The idea was simple: By creating a market in which people can buy and sell contracts that pay $100 if certain political events occur in the Middle East, we can infer from the price of such securities the probability of these outcomes. By explicitly pricing such risks, we can better understand them and better respond to them.
Financial markets are incredibly powerful aggregators of information, and are often better predictors than traditional methods. The examples are numerous. The futures market in orange juice concentrate is a better predictor of Florida weather than the National Weather Service. The Iowa Electronic Markets outperform the opinion polls in predicting presidential election vote shares. Hewlett-Packard ran a market forecasting printer sales that outpredicted any of its analysts. The Defense Department should be applauded for admitting to its own limitations. Last winter we studied a market in "Saddam Securities" that proved to be a good predictor of the probability of war in Iraq.
The reason markets work so well is that they reflect our collective wisdom. And your opinion will be reflected only to the extent that you're willing to put your money where your mouth is.
While the joke about military intelligence being an oxymoron is an old one, it bears repeating here. It's no coincidence that we don't have the same doubts about financial markets. Recent events have underscored the difficulty of aggregating information from lower levels of the intelligence bureaucracy. Imagine if a "Niger Uranium sale" contract had been trading in January; our guess is that this would have been close to valueless, reflecting the hard intelligence available at the time that such sales never occurred.
Political critics contend that betting on political disruptions not only is distasteful to many but that it also provides an incentive to create political strife, because an assassin might be able to bet that political strife is likely and then go out and cause the strife himself.
But those opportunities and incentives to make trouble already exist. The stock market fell 2.8 percent following President Kennedy's assassination; it fell 4.9 percent following the attacks on the World Trade Center; and the oil markets gyrate wildly with each assassination attempt in the Middle East.

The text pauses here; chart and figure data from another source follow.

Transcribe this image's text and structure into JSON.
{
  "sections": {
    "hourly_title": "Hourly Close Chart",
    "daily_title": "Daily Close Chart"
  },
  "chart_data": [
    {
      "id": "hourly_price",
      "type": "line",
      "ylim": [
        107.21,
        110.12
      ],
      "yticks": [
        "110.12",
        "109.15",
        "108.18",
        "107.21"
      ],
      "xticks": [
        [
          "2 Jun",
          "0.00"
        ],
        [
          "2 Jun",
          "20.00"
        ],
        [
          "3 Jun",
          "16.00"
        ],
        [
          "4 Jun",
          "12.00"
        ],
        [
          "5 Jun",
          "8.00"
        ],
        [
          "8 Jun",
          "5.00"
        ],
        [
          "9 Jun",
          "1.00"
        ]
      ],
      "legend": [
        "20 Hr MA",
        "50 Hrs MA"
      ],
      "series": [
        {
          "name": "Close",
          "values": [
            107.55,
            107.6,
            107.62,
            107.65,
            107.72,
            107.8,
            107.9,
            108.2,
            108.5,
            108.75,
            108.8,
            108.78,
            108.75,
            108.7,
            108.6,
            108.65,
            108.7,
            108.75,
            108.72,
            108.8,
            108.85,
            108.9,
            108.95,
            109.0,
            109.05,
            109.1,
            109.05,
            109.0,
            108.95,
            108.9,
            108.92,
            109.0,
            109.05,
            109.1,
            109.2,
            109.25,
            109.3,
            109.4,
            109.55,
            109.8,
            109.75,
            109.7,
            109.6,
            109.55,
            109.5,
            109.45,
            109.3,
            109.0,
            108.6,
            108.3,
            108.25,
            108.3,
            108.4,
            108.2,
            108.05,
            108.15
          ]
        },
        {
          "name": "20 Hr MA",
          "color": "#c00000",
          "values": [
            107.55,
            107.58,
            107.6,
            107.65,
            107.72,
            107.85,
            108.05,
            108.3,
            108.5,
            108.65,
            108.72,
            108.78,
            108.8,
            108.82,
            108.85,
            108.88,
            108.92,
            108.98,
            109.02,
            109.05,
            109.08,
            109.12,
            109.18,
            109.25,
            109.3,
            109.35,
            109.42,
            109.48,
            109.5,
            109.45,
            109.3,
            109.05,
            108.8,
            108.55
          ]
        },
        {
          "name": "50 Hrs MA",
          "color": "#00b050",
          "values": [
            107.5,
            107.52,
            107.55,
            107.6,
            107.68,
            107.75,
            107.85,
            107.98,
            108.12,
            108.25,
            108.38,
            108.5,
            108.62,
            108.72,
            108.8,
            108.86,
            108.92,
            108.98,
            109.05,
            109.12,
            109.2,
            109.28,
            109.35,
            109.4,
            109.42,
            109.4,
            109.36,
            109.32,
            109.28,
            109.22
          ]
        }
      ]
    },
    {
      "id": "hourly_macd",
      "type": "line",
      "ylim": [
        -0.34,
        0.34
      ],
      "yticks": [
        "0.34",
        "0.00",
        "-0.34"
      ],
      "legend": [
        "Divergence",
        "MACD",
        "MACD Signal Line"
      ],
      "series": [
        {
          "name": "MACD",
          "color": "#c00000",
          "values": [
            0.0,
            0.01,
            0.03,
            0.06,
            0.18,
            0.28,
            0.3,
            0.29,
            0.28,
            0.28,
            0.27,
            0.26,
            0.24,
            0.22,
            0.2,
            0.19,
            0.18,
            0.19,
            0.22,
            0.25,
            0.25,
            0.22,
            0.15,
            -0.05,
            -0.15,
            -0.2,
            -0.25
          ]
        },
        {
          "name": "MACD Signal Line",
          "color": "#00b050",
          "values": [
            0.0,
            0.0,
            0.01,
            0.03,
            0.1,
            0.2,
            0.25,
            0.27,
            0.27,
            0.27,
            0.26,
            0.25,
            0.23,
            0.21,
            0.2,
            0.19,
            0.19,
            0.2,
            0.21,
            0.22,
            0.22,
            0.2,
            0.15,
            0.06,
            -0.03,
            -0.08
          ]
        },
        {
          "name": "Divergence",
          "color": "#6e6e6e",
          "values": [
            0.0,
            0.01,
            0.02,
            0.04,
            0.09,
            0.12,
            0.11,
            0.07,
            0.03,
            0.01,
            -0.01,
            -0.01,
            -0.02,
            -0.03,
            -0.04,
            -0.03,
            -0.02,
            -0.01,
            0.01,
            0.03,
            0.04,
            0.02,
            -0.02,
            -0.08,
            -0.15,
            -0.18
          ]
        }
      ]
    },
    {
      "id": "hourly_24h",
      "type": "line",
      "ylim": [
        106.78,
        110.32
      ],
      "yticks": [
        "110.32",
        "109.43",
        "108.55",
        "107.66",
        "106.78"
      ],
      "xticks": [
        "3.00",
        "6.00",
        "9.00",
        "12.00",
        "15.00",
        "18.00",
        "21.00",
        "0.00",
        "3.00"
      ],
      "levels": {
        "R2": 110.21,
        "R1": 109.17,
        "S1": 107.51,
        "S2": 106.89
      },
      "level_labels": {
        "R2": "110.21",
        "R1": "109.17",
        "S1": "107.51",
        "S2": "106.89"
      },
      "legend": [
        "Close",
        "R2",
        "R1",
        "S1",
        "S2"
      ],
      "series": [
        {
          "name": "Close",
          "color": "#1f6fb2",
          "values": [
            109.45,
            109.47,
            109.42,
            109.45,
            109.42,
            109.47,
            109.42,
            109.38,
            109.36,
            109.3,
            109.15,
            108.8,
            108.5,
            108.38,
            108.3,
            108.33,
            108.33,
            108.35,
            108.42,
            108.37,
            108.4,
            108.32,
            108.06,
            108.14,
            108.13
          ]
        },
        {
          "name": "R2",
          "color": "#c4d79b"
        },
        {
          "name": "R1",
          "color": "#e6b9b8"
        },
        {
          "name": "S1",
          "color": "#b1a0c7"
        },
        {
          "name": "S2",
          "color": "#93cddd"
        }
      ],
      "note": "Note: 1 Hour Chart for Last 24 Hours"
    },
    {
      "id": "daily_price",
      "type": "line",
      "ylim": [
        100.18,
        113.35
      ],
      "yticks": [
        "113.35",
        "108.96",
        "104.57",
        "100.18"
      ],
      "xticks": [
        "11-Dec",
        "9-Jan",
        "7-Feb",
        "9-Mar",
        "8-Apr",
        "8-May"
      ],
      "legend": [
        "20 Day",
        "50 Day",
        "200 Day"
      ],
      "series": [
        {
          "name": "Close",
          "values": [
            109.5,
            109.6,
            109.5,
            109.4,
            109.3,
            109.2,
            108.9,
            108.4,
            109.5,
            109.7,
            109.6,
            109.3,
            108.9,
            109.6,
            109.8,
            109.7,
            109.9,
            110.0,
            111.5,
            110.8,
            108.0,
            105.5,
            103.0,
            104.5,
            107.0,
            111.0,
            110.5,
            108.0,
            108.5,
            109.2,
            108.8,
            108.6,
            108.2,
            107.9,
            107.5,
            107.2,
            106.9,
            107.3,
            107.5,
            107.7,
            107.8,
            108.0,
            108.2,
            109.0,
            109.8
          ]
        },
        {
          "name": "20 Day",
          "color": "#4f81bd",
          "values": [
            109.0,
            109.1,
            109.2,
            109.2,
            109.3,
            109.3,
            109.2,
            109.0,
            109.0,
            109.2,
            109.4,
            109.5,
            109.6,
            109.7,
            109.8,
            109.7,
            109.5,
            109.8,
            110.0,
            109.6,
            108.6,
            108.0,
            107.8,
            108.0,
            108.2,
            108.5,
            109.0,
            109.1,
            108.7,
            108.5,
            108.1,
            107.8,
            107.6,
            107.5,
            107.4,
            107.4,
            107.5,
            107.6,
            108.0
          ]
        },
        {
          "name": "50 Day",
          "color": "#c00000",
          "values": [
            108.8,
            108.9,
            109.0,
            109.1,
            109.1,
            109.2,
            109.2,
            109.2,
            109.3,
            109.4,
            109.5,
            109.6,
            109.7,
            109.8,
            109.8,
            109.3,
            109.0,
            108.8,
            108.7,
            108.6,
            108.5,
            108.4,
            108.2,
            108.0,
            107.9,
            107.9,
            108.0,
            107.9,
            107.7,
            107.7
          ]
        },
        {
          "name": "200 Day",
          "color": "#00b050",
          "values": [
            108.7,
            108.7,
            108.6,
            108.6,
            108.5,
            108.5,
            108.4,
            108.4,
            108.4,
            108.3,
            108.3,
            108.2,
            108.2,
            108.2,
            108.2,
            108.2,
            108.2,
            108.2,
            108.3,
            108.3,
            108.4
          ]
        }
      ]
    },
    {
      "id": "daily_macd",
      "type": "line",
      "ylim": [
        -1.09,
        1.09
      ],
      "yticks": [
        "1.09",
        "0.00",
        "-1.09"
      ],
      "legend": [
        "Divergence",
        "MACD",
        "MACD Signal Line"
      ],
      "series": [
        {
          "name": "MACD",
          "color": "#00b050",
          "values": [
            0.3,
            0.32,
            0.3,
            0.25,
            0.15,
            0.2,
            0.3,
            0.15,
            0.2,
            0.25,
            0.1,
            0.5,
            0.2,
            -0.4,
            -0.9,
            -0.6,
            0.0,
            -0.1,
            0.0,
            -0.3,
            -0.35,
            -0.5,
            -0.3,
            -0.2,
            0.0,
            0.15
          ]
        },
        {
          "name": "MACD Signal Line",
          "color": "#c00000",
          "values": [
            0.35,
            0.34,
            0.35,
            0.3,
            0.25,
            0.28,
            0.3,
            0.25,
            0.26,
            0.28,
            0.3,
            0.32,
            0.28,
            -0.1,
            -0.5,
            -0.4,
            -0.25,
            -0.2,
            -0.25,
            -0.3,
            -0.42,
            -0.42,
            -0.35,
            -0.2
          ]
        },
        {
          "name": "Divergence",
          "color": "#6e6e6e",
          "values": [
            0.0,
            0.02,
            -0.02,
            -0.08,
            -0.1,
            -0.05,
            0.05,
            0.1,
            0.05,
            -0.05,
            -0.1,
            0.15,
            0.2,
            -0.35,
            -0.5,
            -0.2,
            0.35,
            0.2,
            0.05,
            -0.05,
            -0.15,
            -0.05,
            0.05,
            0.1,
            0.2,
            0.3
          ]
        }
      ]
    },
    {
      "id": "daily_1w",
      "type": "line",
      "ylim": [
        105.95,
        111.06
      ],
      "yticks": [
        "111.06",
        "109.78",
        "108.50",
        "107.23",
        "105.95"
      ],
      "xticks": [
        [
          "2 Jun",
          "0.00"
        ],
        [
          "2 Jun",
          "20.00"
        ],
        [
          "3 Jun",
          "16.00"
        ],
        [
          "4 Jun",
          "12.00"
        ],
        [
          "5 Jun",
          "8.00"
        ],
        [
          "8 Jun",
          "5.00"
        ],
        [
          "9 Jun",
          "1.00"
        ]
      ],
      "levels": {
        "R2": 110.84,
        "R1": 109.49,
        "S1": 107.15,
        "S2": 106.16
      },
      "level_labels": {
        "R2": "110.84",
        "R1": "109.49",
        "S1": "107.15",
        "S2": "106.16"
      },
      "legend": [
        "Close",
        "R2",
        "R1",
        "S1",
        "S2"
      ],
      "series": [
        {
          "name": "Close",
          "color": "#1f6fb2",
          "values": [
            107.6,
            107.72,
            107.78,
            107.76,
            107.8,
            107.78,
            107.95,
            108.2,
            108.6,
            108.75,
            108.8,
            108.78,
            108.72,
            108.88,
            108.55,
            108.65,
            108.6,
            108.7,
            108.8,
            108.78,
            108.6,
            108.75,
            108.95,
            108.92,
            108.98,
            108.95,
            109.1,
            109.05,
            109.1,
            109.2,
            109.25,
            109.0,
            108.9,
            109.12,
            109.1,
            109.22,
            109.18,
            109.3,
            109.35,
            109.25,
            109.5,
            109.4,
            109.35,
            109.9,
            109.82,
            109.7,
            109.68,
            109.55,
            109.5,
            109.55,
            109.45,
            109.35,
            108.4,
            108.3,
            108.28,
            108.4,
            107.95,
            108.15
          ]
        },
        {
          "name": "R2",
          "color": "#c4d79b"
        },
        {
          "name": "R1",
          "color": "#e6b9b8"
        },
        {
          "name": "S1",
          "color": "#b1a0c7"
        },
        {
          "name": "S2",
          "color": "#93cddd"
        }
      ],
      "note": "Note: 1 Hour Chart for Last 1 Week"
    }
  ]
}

Terrorists determined to profit from their actions can easily buy derivatives to cash in on their actions. Of course they will leave behind a paper trail. But more to the point, all that these prediction markets will do is make the information content of such trading more transparent for policymakers.
A more serious concern raised is that terrorist organizations might trade in the market to create disinformation. But terrorist organizations already have many channels for disinformation, and the profit motive in these markets provides incentives for those who know the truth to correct such disinformation. The one thing that economists actually agree on is that people do respond to such incentives.
Legislatures are not the best institutions for directing research, economic or otherwise. The banished Pentagon program didn't deserve this sort of treatment.
Justin Wolfers and Eric Zitzewitz are assistant professors of economics at Stanford Graduate School of Business. They are co-authors, with Andrew Leigh of Harvard, of a study titled "What Do Financial Markets Think of War in Iraq?"